Unplugging also works with my digital clock radio, microwave, wifi router, and TV. Why does this work? Well, by cutting off a device’s power, you are saying to the device, “Guess who’s the boss? You don’t answer to Microsoft, Apple or Google—you answer to me, the guy holding the plug.” You are basically threatening to stop feeding the device, similar to when a parent says to a child: “You’d better start behaving yourself or I will send you to bed without dinner.”
If you ask the experts, however, they will tell you that unplugging a device works because many devices have tiny computers with built-in software. When you unplug them, you are causing the “internal computer to reboot, which clears out the device’s memory and forces it to reload and re-execute the software from scratch,” according to technology writer Benj Edwards, author of an online article titled “Why does unplugging a device fix so many problems?”

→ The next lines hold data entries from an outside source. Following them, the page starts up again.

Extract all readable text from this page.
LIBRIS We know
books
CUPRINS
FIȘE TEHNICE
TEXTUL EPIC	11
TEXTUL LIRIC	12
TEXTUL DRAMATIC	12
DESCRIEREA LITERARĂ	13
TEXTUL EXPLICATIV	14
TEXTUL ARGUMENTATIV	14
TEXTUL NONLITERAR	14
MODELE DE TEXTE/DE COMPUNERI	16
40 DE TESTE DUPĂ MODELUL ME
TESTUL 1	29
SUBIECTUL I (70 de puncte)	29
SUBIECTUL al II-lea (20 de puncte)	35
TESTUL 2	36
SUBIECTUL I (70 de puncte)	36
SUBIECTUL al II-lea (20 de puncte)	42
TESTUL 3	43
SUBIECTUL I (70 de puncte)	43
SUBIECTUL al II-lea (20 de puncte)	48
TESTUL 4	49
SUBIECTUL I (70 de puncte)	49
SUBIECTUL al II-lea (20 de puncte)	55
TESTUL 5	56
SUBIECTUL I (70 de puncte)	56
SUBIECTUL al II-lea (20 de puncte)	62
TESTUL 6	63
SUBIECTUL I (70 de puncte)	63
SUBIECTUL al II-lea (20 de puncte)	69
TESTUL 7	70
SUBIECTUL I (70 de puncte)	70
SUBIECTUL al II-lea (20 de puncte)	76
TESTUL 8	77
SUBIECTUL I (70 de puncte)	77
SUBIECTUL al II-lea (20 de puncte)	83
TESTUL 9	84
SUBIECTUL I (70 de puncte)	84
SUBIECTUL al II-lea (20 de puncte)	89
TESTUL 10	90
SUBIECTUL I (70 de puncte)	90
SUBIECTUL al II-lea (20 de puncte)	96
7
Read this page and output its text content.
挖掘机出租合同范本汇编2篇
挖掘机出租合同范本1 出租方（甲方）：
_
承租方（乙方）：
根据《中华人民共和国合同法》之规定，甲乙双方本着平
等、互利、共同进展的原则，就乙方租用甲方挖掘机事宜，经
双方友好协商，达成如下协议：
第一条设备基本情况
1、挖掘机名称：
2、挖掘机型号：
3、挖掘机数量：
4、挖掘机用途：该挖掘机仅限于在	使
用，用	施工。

If unplugging a device helps it function better, does unplugging offer the same benefit to a human? Humans unplug in many ways. Some unplug themselves from their phones. Some unplug themselves from social media. Some unplug themselves from their crazy relatives.
That isn’t the same kind of unplugging, of course. Few humans would want to have an actual plug, but many would probably be okay with a reset button. A reset button would clear a person’s memory, allowing them to feel like a new person. Some people might choose a “hard reset,” restoring themselves to factory settings. Others would choose a “soft reset,” clearing just their recent history.
A reset button would be even more effective than flying Air India, allowing you to lose a lot of the baggage you carry around.
If we did have a reset button, we wouldn’t want anyone else to have access to it. Otherwise too many of us would be crawling around, sucking our thumbs—like we just left the factory.